How Audit Committees can drive action on sustainability
The financial consequences of delayed action on climate and nature are becoming increasingly clear for business: transition costs, uninsurable assets, supply chain disruptions and more. Long-term resilience and financial value creation will depend on how effectively these risks and opportunities are managed today.
As part of our ongoing Audit Committee Dialogue series, Chapter Zero and A4S brought together Audit Committee Chairs and members to explore:
- The link between climate and nature
- The audit committee's role in overseeing controls and assurance over sustainability-related information
- How frameworks (such as the Taskforce on Nature-related Financial Disclosures recommendations) can be used to guide consideration of climate- and nature-related matters
The discussion also examined the use of AI in structuring sustainability data, lessons from the insurance industry on risk measurement, and how to position nature as a driver of value creation.

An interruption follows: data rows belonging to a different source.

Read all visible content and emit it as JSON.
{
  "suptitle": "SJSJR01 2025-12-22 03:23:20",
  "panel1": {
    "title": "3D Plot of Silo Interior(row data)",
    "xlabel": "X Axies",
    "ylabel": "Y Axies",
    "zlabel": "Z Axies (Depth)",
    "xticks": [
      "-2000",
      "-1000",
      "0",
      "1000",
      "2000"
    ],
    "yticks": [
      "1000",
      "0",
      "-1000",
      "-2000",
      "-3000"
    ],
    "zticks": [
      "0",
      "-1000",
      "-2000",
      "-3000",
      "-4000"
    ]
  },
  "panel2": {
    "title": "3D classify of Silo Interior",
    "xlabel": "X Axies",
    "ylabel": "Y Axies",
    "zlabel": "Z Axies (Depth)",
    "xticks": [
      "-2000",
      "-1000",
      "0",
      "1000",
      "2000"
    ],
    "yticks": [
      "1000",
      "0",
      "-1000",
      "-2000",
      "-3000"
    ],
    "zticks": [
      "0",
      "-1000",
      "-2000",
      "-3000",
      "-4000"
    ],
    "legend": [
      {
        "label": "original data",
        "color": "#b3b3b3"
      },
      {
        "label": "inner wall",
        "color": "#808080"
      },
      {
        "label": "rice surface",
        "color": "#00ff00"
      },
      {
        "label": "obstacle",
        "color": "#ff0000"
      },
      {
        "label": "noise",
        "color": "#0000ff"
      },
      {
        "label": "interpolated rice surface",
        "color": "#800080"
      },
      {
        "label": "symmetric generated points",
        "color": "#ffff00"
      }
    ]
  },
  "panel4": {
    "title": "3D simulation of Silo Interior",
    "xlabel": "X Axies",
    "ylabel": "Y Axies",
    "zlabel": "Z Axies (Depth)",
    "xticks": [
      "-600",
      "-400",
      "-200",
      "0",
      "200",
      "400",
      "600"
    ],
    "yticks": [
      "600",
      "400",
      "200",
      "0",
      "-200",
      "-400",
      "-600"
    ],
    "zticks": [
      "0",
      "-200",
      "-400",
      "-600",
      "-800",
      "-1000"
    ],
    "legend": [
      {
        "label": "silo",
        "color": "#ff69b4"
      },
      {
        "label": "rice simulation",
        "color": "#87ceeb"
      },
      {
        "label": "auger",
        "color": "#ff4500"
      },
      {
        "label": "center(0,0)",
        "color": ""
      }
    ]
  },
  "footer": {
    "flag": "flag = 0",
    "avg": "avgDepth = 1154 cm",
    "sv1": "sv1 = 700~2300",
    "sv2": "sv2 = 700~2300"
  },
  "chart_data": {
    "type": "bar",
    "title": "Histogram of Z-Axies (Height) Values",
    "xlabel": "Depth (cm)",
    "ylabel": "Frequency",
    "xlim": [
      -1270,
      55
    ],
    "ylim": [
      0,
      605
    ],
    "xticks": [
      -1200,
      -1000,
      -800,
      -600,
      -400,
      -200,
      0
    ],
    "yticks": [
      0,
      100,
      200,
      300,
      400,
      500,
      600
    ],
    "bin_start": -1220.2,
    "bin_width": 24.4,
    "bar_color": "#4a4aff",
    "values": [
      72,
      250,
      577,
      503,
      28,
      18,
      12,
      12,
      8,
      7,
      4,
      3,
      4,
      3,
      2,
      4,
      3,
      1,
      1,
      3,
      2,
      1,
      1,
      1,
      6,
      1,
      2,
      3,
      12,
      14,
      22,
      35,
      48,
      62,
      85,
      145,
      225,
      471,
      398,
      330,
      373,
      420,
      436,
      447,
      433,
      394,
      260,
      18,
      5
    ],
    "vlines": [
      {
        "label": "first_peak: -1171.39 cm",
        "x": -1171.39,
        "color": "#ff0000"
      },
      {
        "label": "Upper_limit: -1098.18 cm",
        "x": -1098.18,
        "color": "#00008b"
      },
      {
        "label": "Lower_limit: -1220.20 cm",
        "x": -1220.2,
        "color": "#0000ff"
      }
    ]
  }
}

In response to the discussions, the following questions were designed to help audit committees challenge management, the board and fellow committee members on governance, risk, assurance and reporting:
- Are climate- and nature-related risks being translated into financial effects and clearly integrated into financial reporting?
- Do we have a robust end-to-end control environment for climate- and nature-related information, including data governance, clear ownership and evidence for key judgements?
- Is our assurance model fit for purpose, with internal audit and external providers demonstrably competent on climate and nature?
- Are our disclosures complete and decision-useful, and do they include credible explanations for baseline changes and estimates?
This roundtable is the third in our Audit Committee Dialogue series, delivered in collaboration with Chapter Zero.